The soap-operatic feel of the production was fueled further by much of the acting, particularly Anthony Amen's Richard, who seemed to be pushing his voice into an exaggerated "manly" register while assigning at least three facial expressions to every emotional reaction. He often gave the impression that he would react at the same time, in the same way, with or without another actor on stage. Richard Bacon fared somewhat better as Philip, though he struggled somewhat with so many consecutive lines meant to be arch and knowing that he didn't have much chance to imbue his performance with much variety. Ray Wagner, as Henry, clearly relished the opportunity to play the old king. He delivered a complex and witty performance with the flair of a seasoned character actor and was immensely enjoyable despite a strange vocal tic that was apparently a character choice. Gregory Mikell, all strength and competence as Marshall, gave a solid performance that was sometimes overshadowed by the scenery-chomping of his colleagues. Also featured were Alexander LeFevre and Michael E. Lopez.
The design was generally effective and unassuming. Of particular note were costumes by Tom Claypool and L.J. Kleeman. On a presumably limited budget, the costumes lent realistic weight to a production that often strayed into exaggerated flourishes. Graham Kindred's lights added to the general atmosphere of dramatic tension without drawing too much attention to themselves; shadowy patches on stage added texture without decreasing visibility. Bill Wood's painted flats seemed a little out of place given the more naturalistic costumes and props, but were well-executed. L.J. Kleeman staged the production efficiently and with little fuss.
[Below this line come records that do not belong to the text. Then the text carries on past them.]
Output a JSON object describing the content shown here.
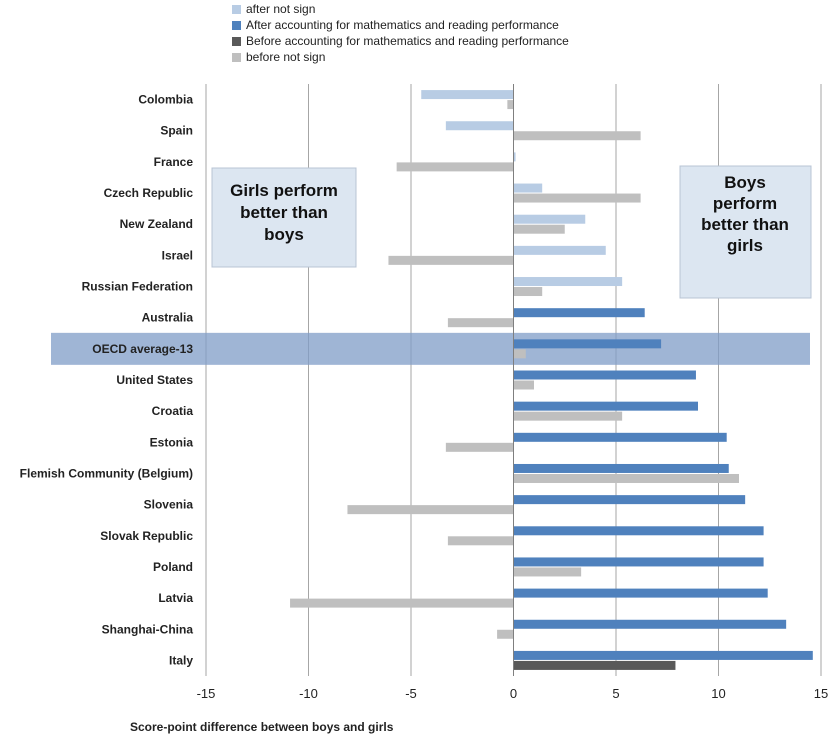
{
  "chart_data": {
    "type": "bar",
    "orientation": "horizontal",
    "xlabel": "Score-point difference between boys  and girls",
    "xlim": [
      -15,
      15
    ],
    "xticks": [
      -15,
      -10,
      -5,
      0,
      5,
      10,
      15
    ],
    "grid": true,
    "legend_position": "top-left",
    "categories": [
      "Colombia",
      "Spain",
      "France",
      "Czech Republic",
      "New Zealand",
      "Israel",
      "Russian Federation",
      "Australia",
      "OECD average-13",
      "United States",
      "Croatia",
      "Estonia",
      "Flemish Community (Belgium)",
      "Slovenia",
      "Slovak Republic",
      "Poland",
      "Latvia",
      "Shanghai-China",
      "Italy"
    ],
    "highlighted_category": "OECD average-13",
    "series_after": [
      {
        "name": "after not sign",
        "color": "#b8cce4",
        "values": [
          -4.5,
          -3.3,
          0.1,
          1.4,
          3.5,
          4.5,
          5.3,
          null,
          null,
          null,
          null,
          null,
          null,
          null,
          null,
          null,
          null,
          null,
          null
        ]
      },
      {
        "name": "After accounting for mathematics and reading performance",
        "color": "#4f81bd",
        "values": [
          null,
          null,
          null,
          null,
          null,
          null,
          null,
          6.4,
          7.2,
          8.9,
          9.0,
          10.4,
          10.5,
          11.3,
          12.2,
          12.2,
          12.4,
          13.3,
          14.6
        ]
      }
    ],
    "series_before": [
      {
        "name": "Before accounting for mathematics and reading performance",
        "color": "#595959",
        "values": [
          null,
          null,
          null,
          null,
          null,
          null,
          null,
          null,
          null,
          null,
          null,
          null,
          null,
          null,
          null,
          null,
          null,
          null,
          7.9
        ]
      },
      {
        "name": "before not sign",
        "color": "#bfbfbf",
        "values": [
          -0.3,
          6.2,
          -5.7,
          6.2,
          2.5,
          -6.1,
          1.4,
          -3.2,
          0.6,
          1.0,
          5.3,
          -3.3,
          11.0,
          -8.1,
          -3.2,
          3.3,
          -10.9,
          -0.8,
          null
        ]
      }
    ],
    "legend_order": [
      "after not sign",
      "After accounting for mathematics and reading performance",
      "Before accounting for mathematics and reading performance",
      "before not sign"
    ],
    "annotations": {
      "girls": [
        "Girls perform",
        "better than",
        "boys"
      ],
      "boys": [
        "Boys",
        "perform",
        "better than",
        "girls"
      ]
    }
  }
}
As with much self-proclaimed "gay theatre," too much of the evening seemed to build up to the next kiss or the next glimpse of a naked torso. There's a fascinating story to be explored here, one that can't be realized solely with titillation and dramatic posturing. This sense of unrealized potential is what was most frustrating about Richard and Philip: that the play could so clearly have been so much better.